Paul Marik, MD, who has been in a legal battle with his hospital over prescribing ivermectin and other COVID-19 treatments, announced that he resigned from his position at Eastern Virginia Medical School (EVMS).
A statement posted to the website of the group he co-founded, the Front Line COVID-19 Critical Care Alliance (FLCCC), said Marik was leaving to “dedicate more time to multiple causes” including the FLCCC.
“This was not an easy decision to make, but I felt it was time to focus my attention and energy to other interests in both academia and public health,” Marik said in the statement.
In an emailed statement, Vincent Rhodes, PhD, associate vice president and chief communications & marketing officer for EVMS, confirmed that Marik “resigned his position at EVMS effective December 31 to pursue other interests.”
It’s not clear whether Marik still has a position at Sentara Norfolk General Hospital. A spokesperson for Sentara Health did not return a request for comment as of press time.
Marik and the hospital have been embroiled in a legal battle over prescribing certain treatments for COVID-19, including ivermectin.
Marik filed a lawsuit against the hospital on November 9 over its ban on certain therapies. That same day, a paper Marik had published on his MATH+ Hospital Treatment Protocol for COVID-19 was retracted after Sentara raised concerns about it with the Journal of Intensive Care Medicine.
The retraction notice cited a communication it received from Sentara Norfolk General Hospital that questioned “the accuracy of COVID-19 hospital mortality data reported in the article pertaining to Sentara.”
According to an excerpt of Sentara’s communication published in the retraction notice, the hospital “conducted a careful review of our data for patients with COVID-19 from March 22, 2020 to July 20, 2020, which shows that among the 191 patients referenced in Table 2 that the mortality rate was 10.5%, rather than 6.1%. In addition, of those 191 patients, only 73 patients (38.2%) received at least 1 of the 4 MATH+ therapies, and their mortality rate was 24.7%. Only 25 of 191 patients (13.1%) received all 4 MATH+ therapies, and their mortality rate was 28%.”
After that, the saga continued. On November 20, Marik arrived at work at Sentara to find a note on his desk stating that his hospital privileges had been suspended for 14 days.
On November 23, a judge in Virginia granted part of Sentara’s motion to dismiss Marik’s case, but it allowed one of Marik’s claims to proceed. The status of the lawsuit is not clear, and Marik’s lawyer did not return a request for comment as of press time.
This isn’t the first time one of Marik’s treatment protocols has been the source of controversy in the critical care medicine community. He developed the HAT protocol for sepsis — a combination of hydrocortisone, ascorbic acid (vitamin C), and thiamine. A 2017 observational study on the protocol, published in CHEST, garnered excitement, but the findings weren’t borne out in subsequent clinical trials.

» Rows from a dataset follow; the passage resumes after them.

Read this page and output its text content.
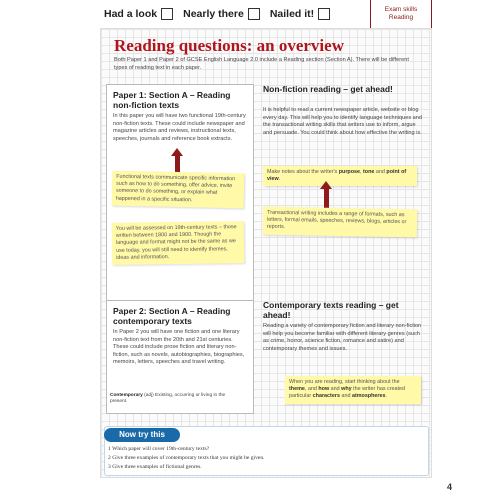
Had a look Nearly there Nailed it!	Exam skills
Reading
Reading questions: an overview
Both Paper 1 and Paper 2 of GCSE English Language 2.0 include a Reading section (Section A). There will be different types of reading text in each paper.
Paper 1: Section A – Reading non-fiction texts
In this paper you will have two functional 19th-century non-fiction texts. These could include newspaper and magazine articles and reviews, instructional texts, speeches, journals and reference book extracts.
Functional texts communicate specific information such as how to do something, offer advice, invite someone to do something, or explain what happened in a specific situation.
You will be assessed on 19th-century texts – those written between 1800 and 1900. Though the language and format might not be the same as we use today, you will still need to identify themes, ideas and information.
Non-fiction reading – get ahead!
It is helpful to read a current newspaper article, website or blog every day. This will help you to identify language techniques and the transactional writing skills that writers use to inform, argue and persuade. You could think about how effective the writing is.
Make notes about the writer's purpose, tone and point of view.
Transactional writing includes a range of formats, such as letters, formal emails, speeches, reviews, blogs, articles or reports.
Paper 2: Section A – Reading contemporary texts
In Paper 2 you will have one fiction and one literary non-fiction text from the 20th and 21st centuries. These could include prose fiction and literary non-fiction, such as novels, autobiographies, biographies, memoirs, letters, speeches and travel writing.
Contemporary (adj) Existing, occurring or living in the present.
Contemporary texts reading – get ahead!
Reading a variety of contemporary fiction and literary non-fiction will help you become familiar with different literary genres (such as crime, horror, science fiction, romance and satire) and contemporary themes and issues.
When you are reading, start thinking about the theme, and how and why the writer has created particular characters and atmospheres.
Now try this
1 Which paper will cover 19th-century texts?
2 Give three examples of contemporary texts that you might be given.
3 Give three examples of fictional genres.
4
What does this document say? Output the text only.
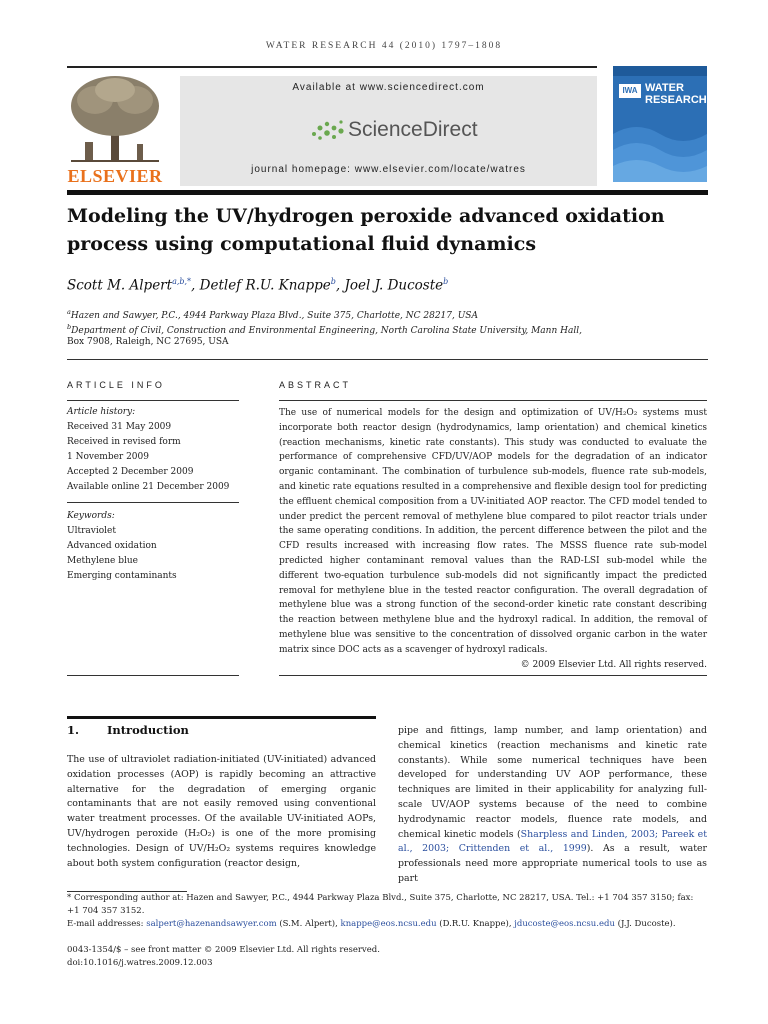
WATER RESEARCH 44 (2010) 1797–1808
ELSEVIER
Available at www.sciencedirect.com
ScienceDirect
journal homepage: www.elsevier.com/locate/watres
IWA WATER
RESEARCH
Modeling the UV/hydrogen peroxide advanced oxidation process using computational fluid dynamics
Scott M. Alpert$^{a,b,*}$, Detlef R.U. Knappe$^b$, Joel J. Ducoste$^b$
$^a$Hazen and Sawyer, P.C., 4944 Parkway Plaza Blvd., Suite 375, Charlotte, NC 28217, USA
$^b$Department of Civil, Construction and Environmental Engineering, North Carolina State University, Mann Hall,
Box 7908, Raleigh, NC 27695, USA
ARTICLE INFO
Article history:
Received 31 May 2009
Received in revised form
1 November 2009
Accepted 2 December 2009
Available online 21 December 2009
Keywords:
Ultraviolet
Advanced oxidation
Methylene blue
Emerging contaminants
ABSTRACT
The use of numerical models for the design and optimization of UV/H₂O₂ systems must incorporate both reactor design (hydrodynamics, lamp orientation) and chemical kinetics (reaction mechanisms, kinetic rate constants). This study was conducted to evaluate the performance of comprehensive CFD/UV/AOP models for the degradation of an indicator organic contaminant. The combination of turbulence sub-models, fluence rate sub-models, and kinetic rate equations resulted in a comprehensive and flexible design tool for predicting the effluent chemical composition from a UV-initiated AOP reactor. The CFD model tended to under predict the percent removal of methylene blue compared to pilot reactor trials under the same operating conditions. In addition, the percent difference between the pilot and the CFD results increased with increasing flow rates. The MSSS fluence rate sub-model predicted higher contaminant removal values than the RAD-LSI sub-model while the different two-equation turbulence sub-models did not significantly impact the predicted removal for methylene blue in the tested reactor configuration. The overall degradation of methylene blue was a strong function of the second-order kinetic rate constant describing the reaction between methylene blue and the hydroxyl radical. In addition, the removal of methylene blue was sensitive to the concentration of dissolved organic carbon in the water matrix since DOC acts as a scavenger of hydroxyl radicals.
© 2009 Elsevier Ltd. All rights reserved.
1. Introduction
The use of ultraviolet radiation-initiated (UV-initiated) advanced oxidation processes (AOP) is rapidly becoming an attractive alternative for the degradation of emerging organic contaminants that are not easily removed using conventional water treatment processes. Of the available UV-initiated AOPs, UV/hydrogen peroxide (H₂O₂) is one of the more promising technologies. Design of UV/H₂O₂ systems requires knowledge about both system configuration (reactor design,
pipe and fittings, lamp number, and lamp orientation) and chemical kinetics (reaction mechanisms and kinetic rate constants). While some numerical techniques have been developed for understanding UV AOP performance, these techniques are limited in their applicability for analyzing full-scale UV/AOP systems because of the need to combine hydrodynamic reactor models, fluence rate models, and chemical kinetic models (Sharpless and Linden, 2003; Pareek et al., 2003; Crittenden et al., 1999). As a result, water professionals need more appropriate numerical tools to use as part
* Corresponding author at: Hazen and Sawyer, P.C., 4944 Parkway Plaza Blvd., Suite 375, Charlotte, NC 28217, USA. Tel.: +1 704 357 3150; fax: +1 704 357 3152.
E-mail addresses: salpert@hazenandsawyer.com (S.M. Alpert), knappe@eos.ncsu.edu (D.R.U. Knappe), jducoste@eos.ncsu.edu (J.J. Ducoste).
0043-1354/$ – see front matter © 2009 Elsevier Ltd. All rights reserved.
doi:10.1016/j.watres.2009.12.003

Marik was a professor of medicine and the chief of pulmonary and critical care medicine at EVMS, where he started in 2009, and earned tenure in 2014, according to his statement. He started practicing medicine at Baragwanath Hospital in South Africa, then moved to the U.S. in 1992, taking positions at Detroit Receiving Hospital and Wayne State University.
He subsequently held several appointments at other medical schools in the Northeast and Mid-Atlantic regions before arriving at EVMS, his statement noted.